U.S. Defence Secretary Jim Mattis has sought waivers from sanctions on some countries making a transition from their military dependence on Russia, asserting that it will allow them to build closer security ties with America and strengthen U.S.’ allies in key regions.
Mr. Mattis’ statement did not mention India, but for all practical purposes he has been seeking waivers for India from the punitive Countering America’s Adversaries Through Sanctions ACT or CAATSA, under which sanctions kick off on countries that purchase significant military equipment from Russia.
Though the act targets Russia, it is having its unintended consequences on India, which is planning to buy five S-400 Triumf air defence systems for around $ 4.5 billion from Russia which U.S. officials say could be considered as a significant military purchase.
Mr. Mattis, who recently wrote a letter on the matter to chairman of the Senate Armed Services Committee Senator John McCain, demanded that Secretary of State Mike Pompeo be empowered with the authority of issuing waivers to certain countries when it comes to the U.S. sanctions on Russia under CAATSA.

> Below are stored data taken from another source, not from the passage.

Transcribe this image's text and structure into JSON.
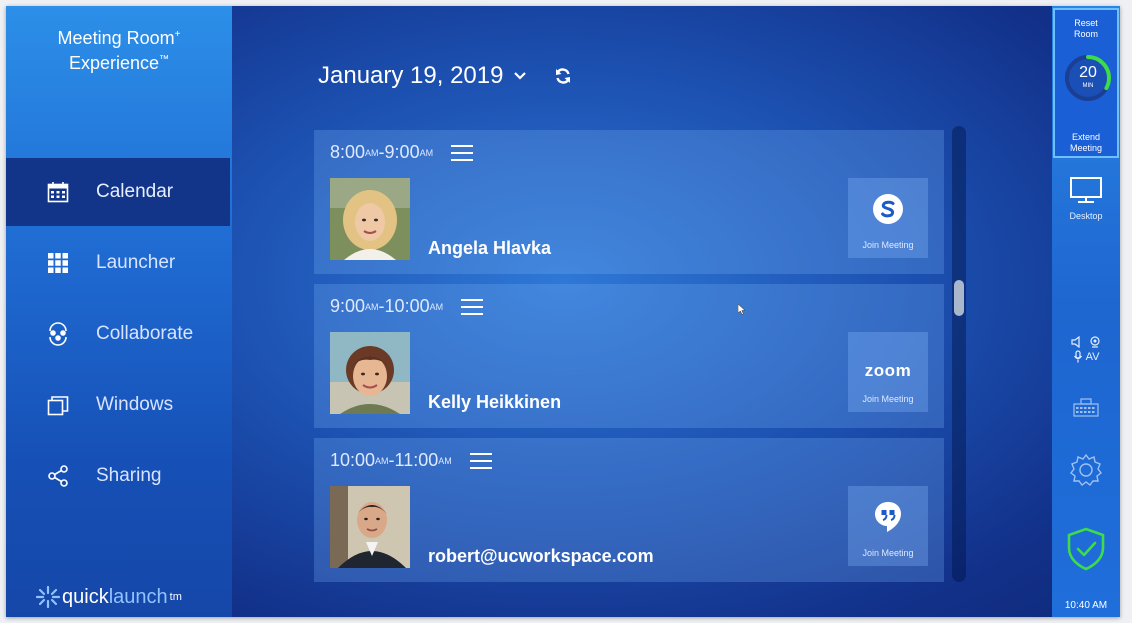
{
  "brand": {
    "line1": "Meeting Room",
    "line1_sup": "+",
    "line2": "Experience",
    "line2_sup": "™"
  },
  "nav": [
    {
      "label": "Calendar",
      "icon": "calendar-icon",
      "active": true
    },
    {
      "label": "Launcher",
      "icon": "grid-icon",
      "active": false
    },
    {
      "label": "Collaborate",
      "icon": "collaborate-icon",
      "active": false
    },
    {
      "label": "Windows",
      "icon": "windows-icon",
      "active": false
    },
    {
      "label": "Sharing",
      "icon": "share-icon",
      "active": false
    }
  ],
  "logo": {
    "part1": "quick",
    "part2": "launch",
    "sup": "tm"
  },
  "header": {
    "date": "January 19, 2019"
  },
  "meetings": [
    {
      "start": "8:00",
      "start_sup": "AM",
      "end": "9:00",
      "end_sup": "AM",
      "name": "Angela Hlavka",
      "service": "skype",
      "join_label": "Join Meeting"
    },
    {
      "start": "9:00",
      "start_sup": "AM",
      "end": "10:00",
      "end_sup": "AM",
      "name": "Kelly Heikkinen",
      "service": "zoom",
      "service_text": "zoom",
      "join_label": "Join Meeting"
    },
    {
      "start": "10:00",
      "start_sup": "AM",
      "end": "11:00",
      "end_sup": "AM",
      "name": "robert@ucworkspace.com",
      "service": "hangouts",
      "join_label": "Join Meeting"
    }
  ],
  "rail": {
    "reset_label_1": "Reset",
    "reset_label_2": "Room",
    "timer_value": "20",
    "timer_unit": "MIN",
    "timer_fraction": 0.33,
    "extend_label_1": "Extend",
    "extend_label_2": "Meeting",
    "desktop_label": "Desktop",
    "av_label": "AV",
    "time": "10:40 AM"
  },
  "colors": {
    "accent_green": "#3ddc4a",
    "active_nav": "#12358a"
  }
}
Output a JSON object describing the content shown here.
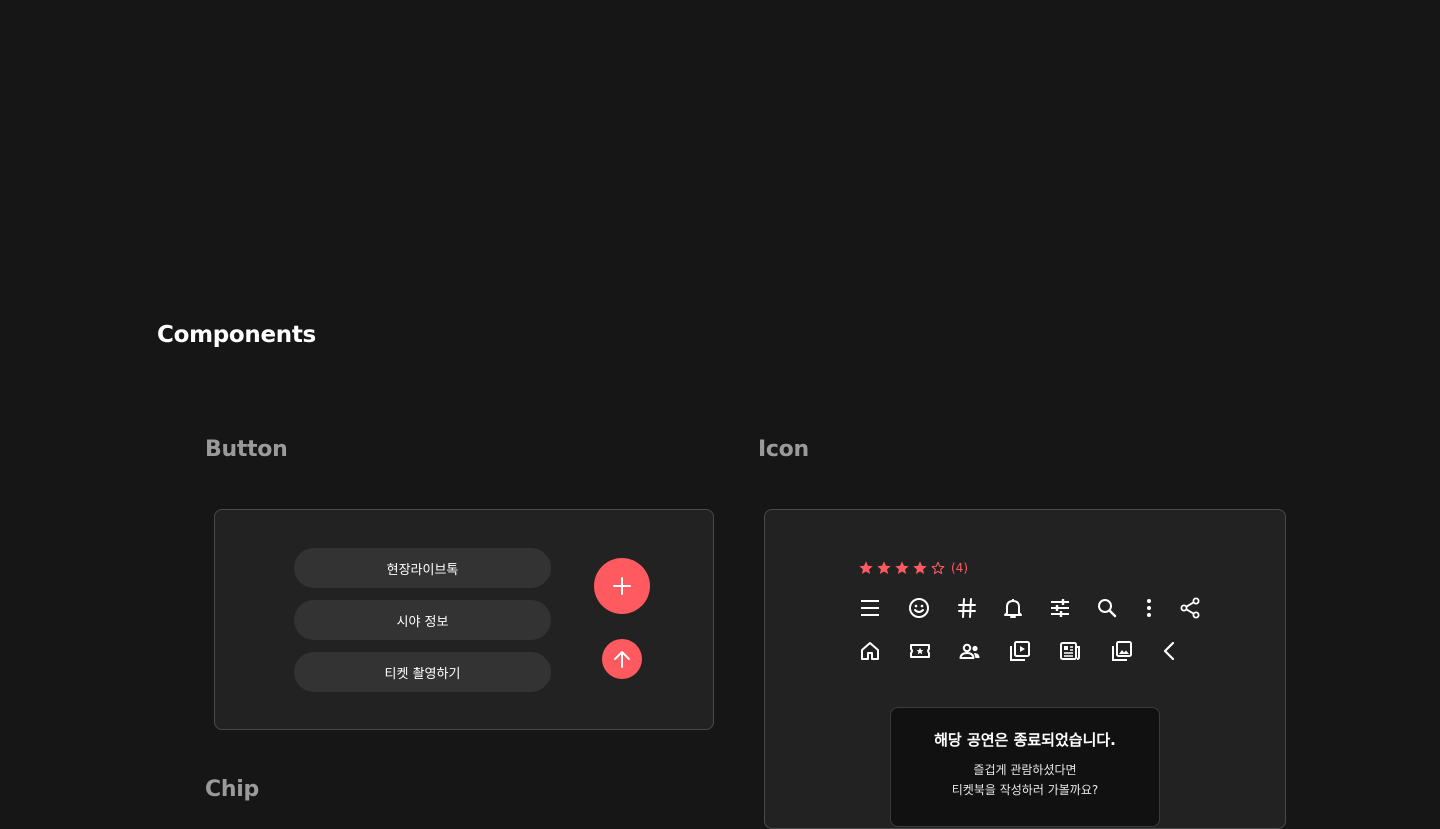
{
  "page_title": "Components",
  "sections": {
    "button": {
      "title": "Button"
    },
    "icon": {
      "title": "Icon"
    },
    "chip": {
      "title": "Chip"
    }
  },
  "buttons": {
    "pills": [
      "현장라이브톡",
      "시야 정보",
      "티켓 촬영하기"
    ],
    "fab_add_icon": "plus-icon",
    "fab_up_icon": "arrow-up-icon"
  },
  "icons": {
    "rating": {
      "value": 4,
      "max": 5,
      "count_label": "(4)"
    },
    "row1": [
      "menu-icon",
      "emoji-icon",
      "hashtag-icon",
      "bell-icon",
      "sliders-icon",
      "search-icon",
      "more-vertical-icon",
      "share-icon"
    ],
    "row2": [
      "home-icon",
      "ticket-star-icon",
      "people-icon",
      "video-library-icon",
      "news-icon",
      "photo-library-icon",
      "chevron-left-icon"
    ]
  },
  "dialog": {
    "title": "해당 공연은 종료되었습니다.",
    "line1": "즐겁게 관람하셨다면",
    "line2": "티켓북을 작성하러 가볼까요?"
  },
  "colors": {
    "background": "#161616",
    "panel": "#222222",
    "accent": "#ff5a5f",
    "pill": "#333333"
  }
}
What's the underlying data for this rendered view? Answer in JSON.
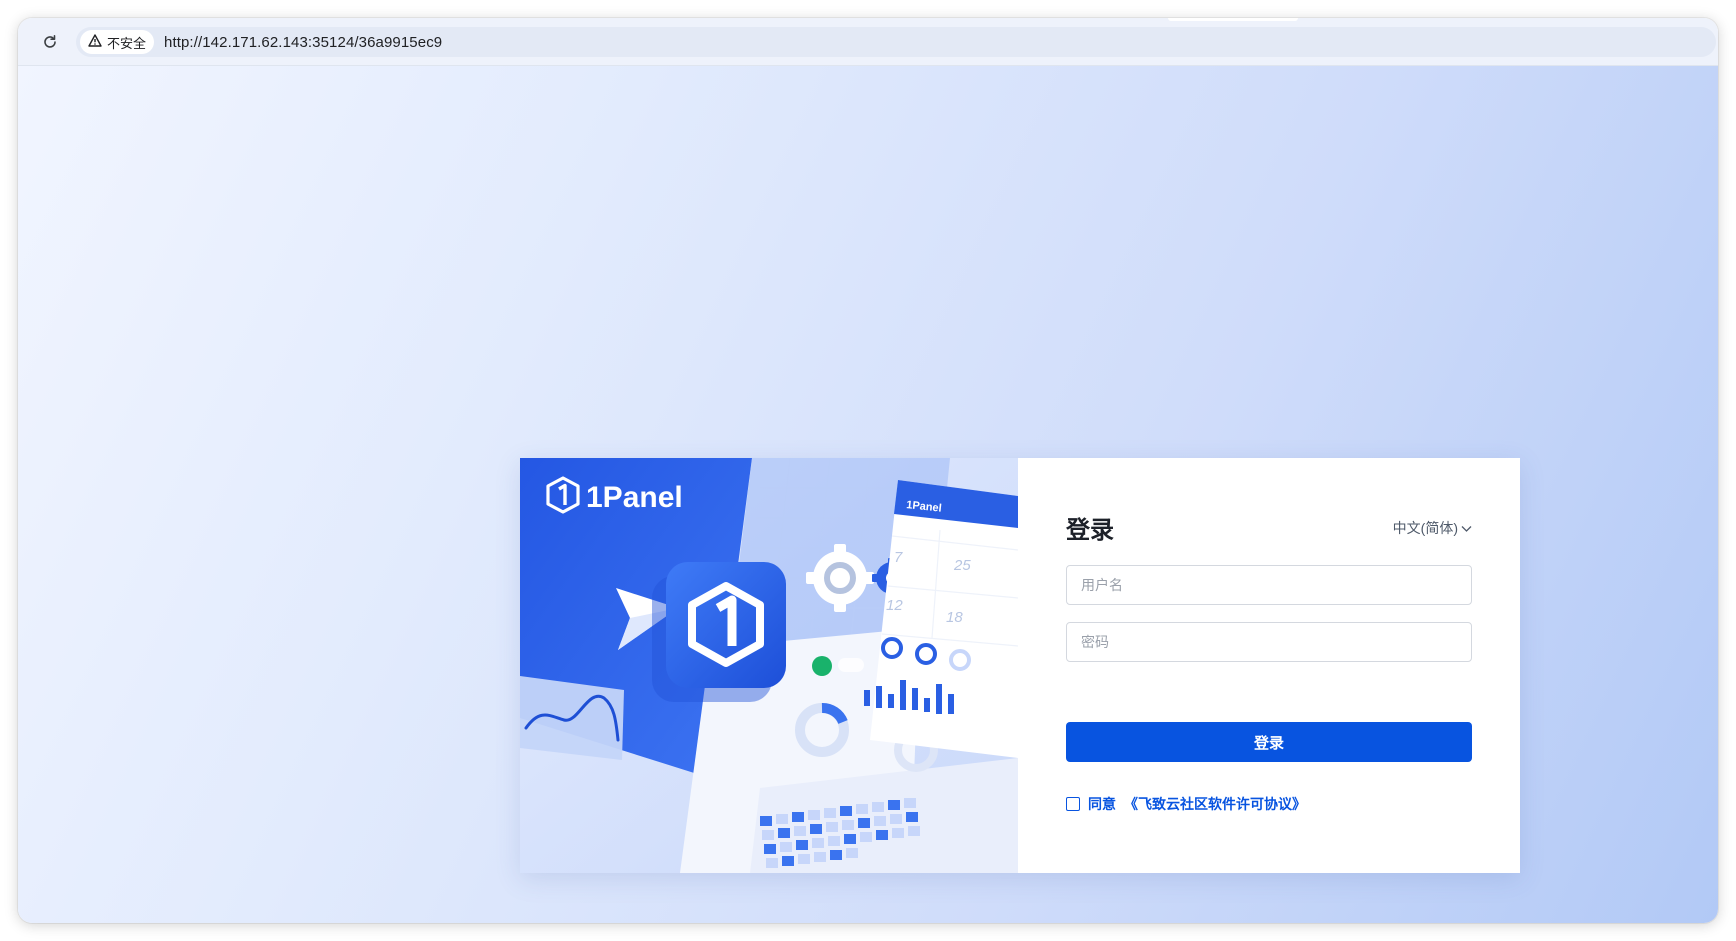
{
  "browser": {
    "security_label": "不安全",
    "url": "http://142.171.62.143:35124/36a9915ec9"
  },
  "banner": {
    "brand": "1Panel",
    "mini_brand": "1Panel",
    "calendar_numbers": [
      "7",
      "25",
      "12",
      "18"
    ]
  },
  "login": {
    "title": "登录",
    "language": "中文(简体)",
    "username_placeholder": "用户名",
    "password_placeholder": "密码",
    "submit_label": "登录",
    "agree_prefix": "同意",
    "agree_link": "《飞致云社区软件许可协议》"
  },
  "colors": {
    "primary": "#0854e0",
    "banner_blue": "#2b5fe6"
  }
}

“Russia should suffer consequences for its aggressive, destabilising behaviour and its illegal occupation of Ukraine. However, as we impose necessary and well-deserved costs for their malign behaviour, providing the Secretary of State with a CAATSA waiver authority is imperative, Mr. Mattis said in a statement on Saturday.
“The fundamental question we must ask ourselves is do we wish to strengthen our partners in key regions or leave them with no other option than to turn to Russia, thereby undermining an once-in-a generation opportunity to more closely align nations with the U.S. vision for global security and stability,” Mr. Mattis said.
Last week, several U.S. lawmakers had said that they were working to get CAATSA waivers for India.
“One of the biggest proponents of the importance of this relationship is Secretary Mattis... This [waiver] is important for our country. This is important for India. This is important for the strategic relationships,” Senator Dan Sullivan said during the annual leadership conference of U.S.-India Strategic and Partnership Forum.
Responding to a similar question at a separate panel, Senator Mark Warner, who is a strong proponent of the CAATSA, said the lawmakers were looking into it and did not want India to suffer its unintended consequences.
“It would be easier, I say to my Indian colleagues and friends, if this was simply parts of old aircraft that had been purchased 20 years before rather than a $4 billion plus air defence system. I do understand as well this was negotiated long before,” he said, adding that this long relationship cannot be broken overnight.
Indian Ambassador to the U.S. Navtej Singh Sarna said India was not the target of the federal law and should not become collateral damage of it. The administration has to find a way in which they can find a waiver for the partner on this particular thorny issue, he said.
“We are hopeful that given the broad understanding on this issue on the Hill as well as the administrations enthusiasm behind it, he added.
Mukesh Aghi, the president of the US-India Strategic and Partnership Forum (USISPF), said there was a very positive momentum.
“The momentum that I am seeing is positive. The attitude and intentions [of the Trump Administration] are positive. So hopefully, we will have a positive solution [on the CAATSA and Iranian oil sanctions before the next 2+2 India-US Dialogue],” he told PTI last week.